In seinem Geschäft, dem "Reformatory Caffeine Lab", kostet der beste Kaffee - ein Filterkaffee - 20 Dollar (ca. 14 Euro) pro Tasse, oder besser pro Cognacschwenker. In einem solchen wird er nämlich serviert, damit der Trinker sich besser an seinem Geruch erfreuen kann. Jaramillo nimmt zwölf Gramm frisch gemahlenen Kaffee und gießt ihn per Hand mit 92 Grad heißem Wasser auf: insgesamt 220 Milliliter, die ganze Extraktion darf nicht länger als 70 Sekunden dauern. Erst wenn der Kaffee danach auf 50 Grad heruntergekühlt ist, serviert er ihn - Filterkaffee zeigt erst kühl sein volles Geschmackspotenzial.

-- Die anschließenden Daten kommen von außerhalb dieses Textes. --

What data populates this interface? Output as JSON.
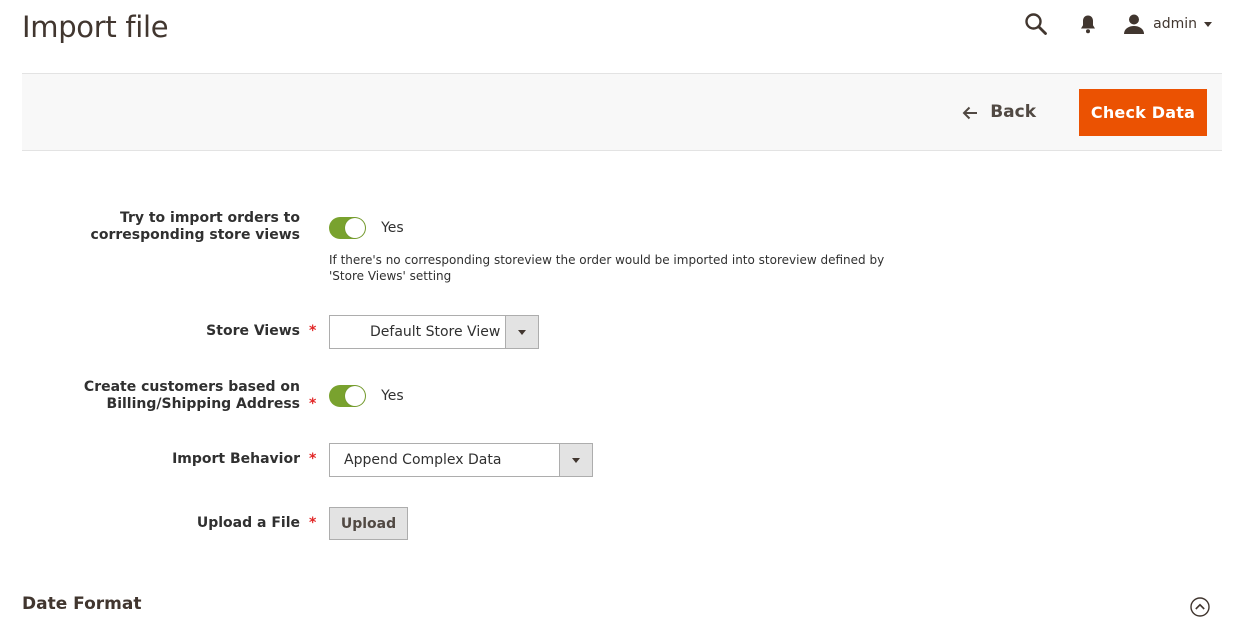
{
  "page": {
    "title": "Import file"
  },
  "header": {
    "user_name": "admin"
  },
  "actions": {
    "back_label": "Back",
    "check_data_label": "Check Data"
  },
  "form": {
    "import_to_store_views": {
      "label": "Try to import orders to corresponding store views",
      "value": "Yes",
      "enabled": true,
      "note": "If there's no corresponding storeview the order would be imported into storeview defined by 'Store Views' setting"
    },
    "store_views": {
      "label": "Store Views",
      "value": "Default Store View"
    },
    "create_customers": {
      "label": "Create customers based on Billing/Shipping Address",
      "value": "Yes",
      "enabled": true
    },
    "import_behavior": {
      "label": "Import Behavior",
      "value": "Append Complex Data"
    },
    "upload_file": {
      "label": "Upload a File",
      "button_label": "Upload"
    }
  },
  "sections": {
    "date_format": "Date Format"
  },
  "colors": {
    "accent": "#eb5202",
    "toggle_on": "#79a22e",
    "required": "#e22626"
  }
}
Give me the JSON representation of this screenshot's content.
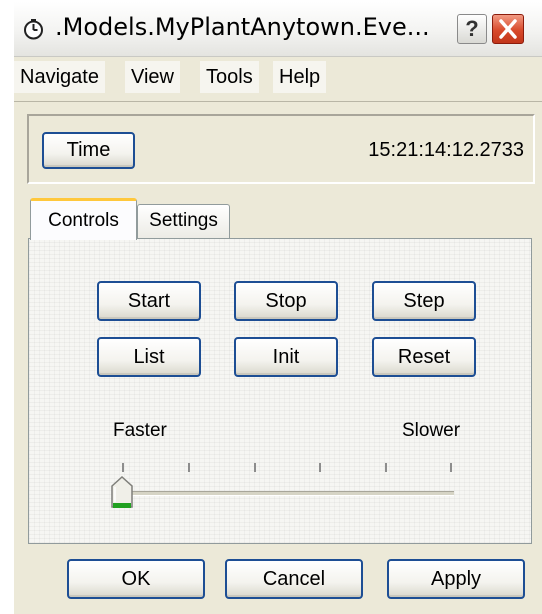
{
  "window": {
    "title": ".Models.MyPlantAnytown.Eve...",
    "icon": "clock-icon",
    "help_label": "?",
    "close_icon": "close-icon"
  },
  "menu": {
    "items": [
      {
        "label": "Navigate"
      },
      {
        "label": "View"
      },
      {
        "label": "Tools"
      },
      {
        "label": "Help"
      }
    ]
  },
  "time": {
    "button_label": "Time",
    "value": "15:21:14:12.2733"
  },
  "tabs": [
    {
      "label": "Controls",
      "selected": true
    },
    {
      "label": "Settings",
      "selected": false
    }
  ],
  "controls": {
    "buttons": [
      {
        "label": "Start"
      },
      {
        "label": "Stop"
      },
      {
        "label": "Step"
      },
      {
        "label": "List"
      },
      {
        "label": "Init"
      },
      {
        "label": "Reset"
      }
    ],
    "speed": {
      "min_label": "Faster",
      "max_label": "Slower",
      "position": 0,
      "tick_count": 6
    }
  },
  "dialog_buttons": {
    "ok": "OK",
    "cancel": "Cancel",
    "apply": "Apply"
  },
  "colors": {
    "button_border": "#1d4e94",
    "tab_highlight": "#ffc83c",
    "close_red": "#d84a2b",
    "window_face": "#ece9d8"
  }
}
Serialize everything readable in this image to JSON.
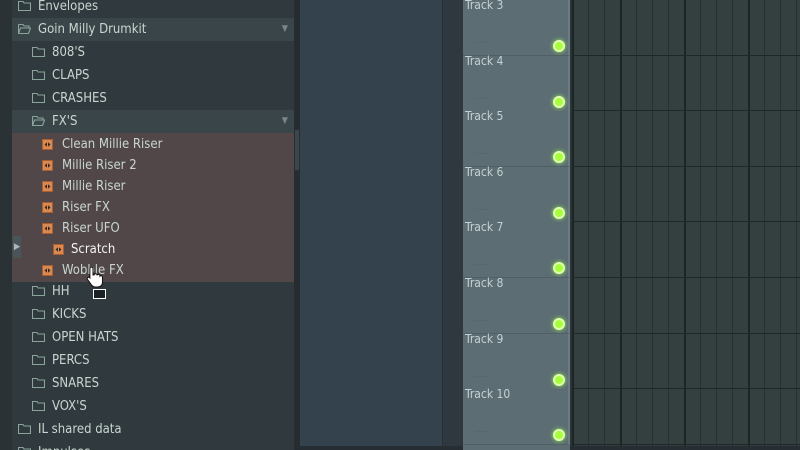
{
  "browser": {
    "items": [
      {
        "label": "Envelopes",
        "level": 0,
        "icon": "folder-icon"
      },
      {
        "label": "Goin Milly Drumkit",
        "level": 0,
        "icon": "folder-open-icon",
        "expanded": true
      },
      {
        "label": "808'S",
        "level": 1,
        "icon": "folder-icon"
      },
      {
        "label": "CLAPS",
        "level": 1,
        "icon": "folder-icon"
      },
      {
        "label": "CRASHES",
        "level": 1,
        "icon": "folder-icon"
      },
      {
        "label": "FX'S",
        "level": 1,
        "icon": "folder-open-icon",
        "expanded": true
      },
      {
        "label": "Clean Millie Riser",
        "level": 2,
        "icon": "audio-file-icon"
      },
      {
        "label": "Millie Riser 2",
        "level": 2,
        "icon": "audio-file-icon"
      },
      {
        "label": "Millie Riser",
        "level": 2,
        "icon": "audio-file-icon"
      },
      {
        "label": "Riser FX",
        "level": 2,
        "icon": "audio-file-icon"
      },
      {
        "label": "Riser UFO",
        "level": 2,
        "icon": "audio-file-icon"
      },
      {
        "label": "Scratch",
        "level": 2,
        "icon": "audio-file-icon",
        "dragging": true
      },
      {
        "label": "Wobble FX",
        "level": 2,
        "icon": "audio-file-icon"
      },
      {
        "label": "HH",
        "level": 1,
        "icon": "folder-icon"
      },
      {
        "label": "KICKS",
        "level": 1,
        "icon": "folder-icon"
      },
      {
        "label": "OPEN HATS",
        "level": 1,
        "icon": "folder-icon"
      },
      {
        "label": "PERCS",
        "level": 1,
        "icon": "folder-icon"
      },
      {
        "label": "SNARES",
        "level": 1,
        "icon": "folder-icon"
      },
      {
        "label": "VOX'S",
        "level": 1,
        "icon": "folder-icon"
      },
      {
        "label": "IL shared data",
        "level": 0,
        "icon": "folder-icon"
      },
      {
        "label": "Impulses",
        "level": 0,
        "icon": "folder-icon"
      }
    ]
  },
  "tracks": [
    {
      "name": "Track 3",
      "led": "#a8ff3c"
    },
    {
      "name": "Track 4",
      "led": "#a8ff3c"
    },
    {
      "name": "Track 5",
      "led": "#a8ff3c"
    },
    {
      "name": "Track 6",
      "led": "#a8ff3c"
    },
    {
      "name": "Track 7",
      "led": "#a8ff3c"
    },
    {
      "name": "Track 8",
      "led": "#a8ff3c"
    },
    {
      "name": "Track 9",
      "led": "#a8ff3c"
    },
    {
      "name": "Track 10",
      "led": "#a8ff3c"
    }
  ],
  "colors": {
    "folder": "#8aa59a",
    "audio_file": "#d98a52",
    "selected_row": "#514748",
    "led": "#a8ff3c"
  }
}
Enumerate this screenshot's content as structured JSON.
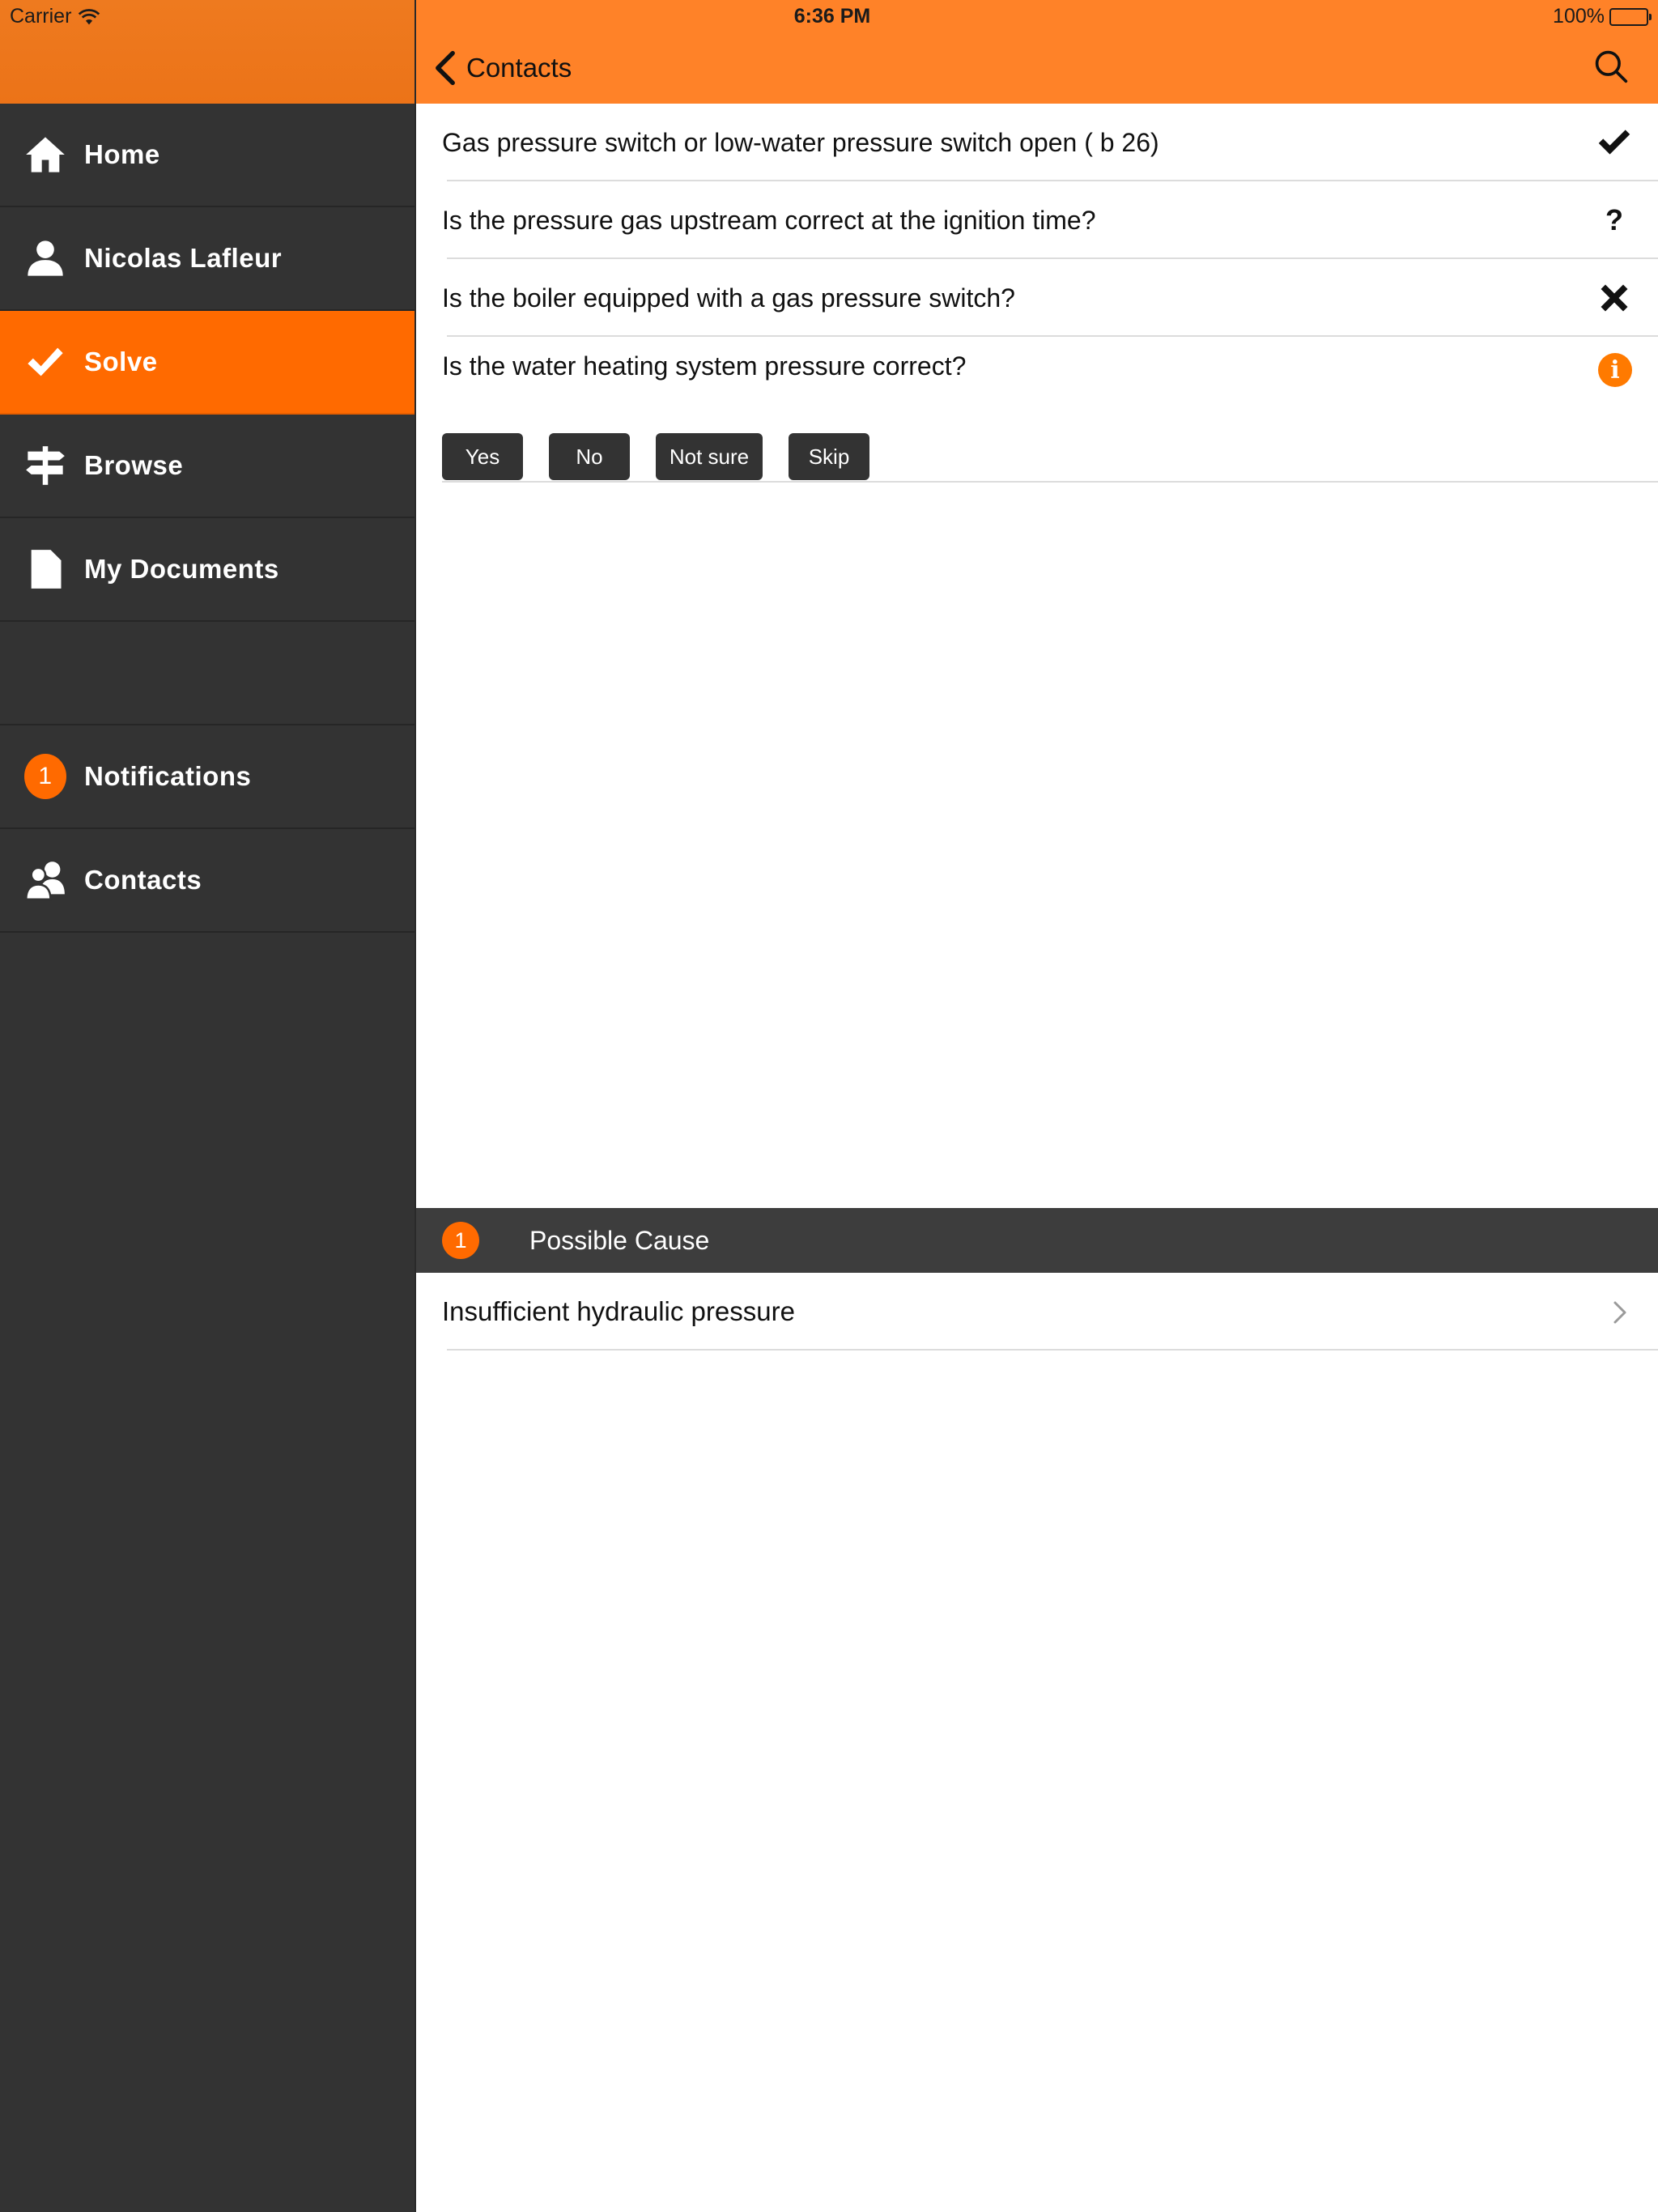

Eine der Cold-Drip-Maschinen des Reformatory Caffeine Lab. 24 Stunden lang tropft kaltes Wasser ganz langsam auf gemahlene Bohnen.
Foto: Tobias Müller

Wie guter Wein

Jaramillo ist in Sydney bei weitem nicht allein mit seinem Kaffee-Fanatismus. Die australische Kaffeekultur hat sich in den vergangenen Jahren, vorsichtig ausgedrückt, sehr professionalisiert. Sydney und Melbourne haben vielleicht die weltweit höchste Dichte an "Third Wave Coffeeshops", Brühbars, die mehr gemeinsam haben mit spezialisierten Weinhandlungen als mit Starbucks. Die Kaffees werden hier nach Herkunftsregionen und Plantagen unterschieden, nach Art der Trocknung und Röstung. Zwar werden auch hier hervorragender Espressi und Milchkaffees serviert, als Krone der Kaffeekultur gilt aber der schwarze Filterkaffee, weil bei dieser Art der Zubereitung die vielen verschiedenen Aromen der Bohne am besten zur Geltung gebracht werden können.

Wer in Sydney oder Melbourne nach seinem Lunch einen Kaffee bestellt, bekommt oft eine kleine Karte serviert, die ihm genau beschreibt, wo der Kaffee gewachsen ist, wie er verarbeitet wurde und ob er mehr nach Heidelbeeren oder "Tee- und Blumennoten" schmeckt. Kaffeekarten in den Brühbars preisen sonnengetrocknete Kolumbianer an und sehr hell geröstete Kenianer, sie empfehlen handgegossenen Filterkaffee oder "Cold Drips", eine Methode, bei der kaltes Wasser bis zu 24 Stunden auf Kaffeepulver tropft und so ganz langsam die Geschmacksstoffe extrahiert. Und jeder ambitioniertere Take-away-Shop hat eine maßgefertigte La-Marzocco-Maschine zum Preis eines gar nicht so kleinen Neuwagens.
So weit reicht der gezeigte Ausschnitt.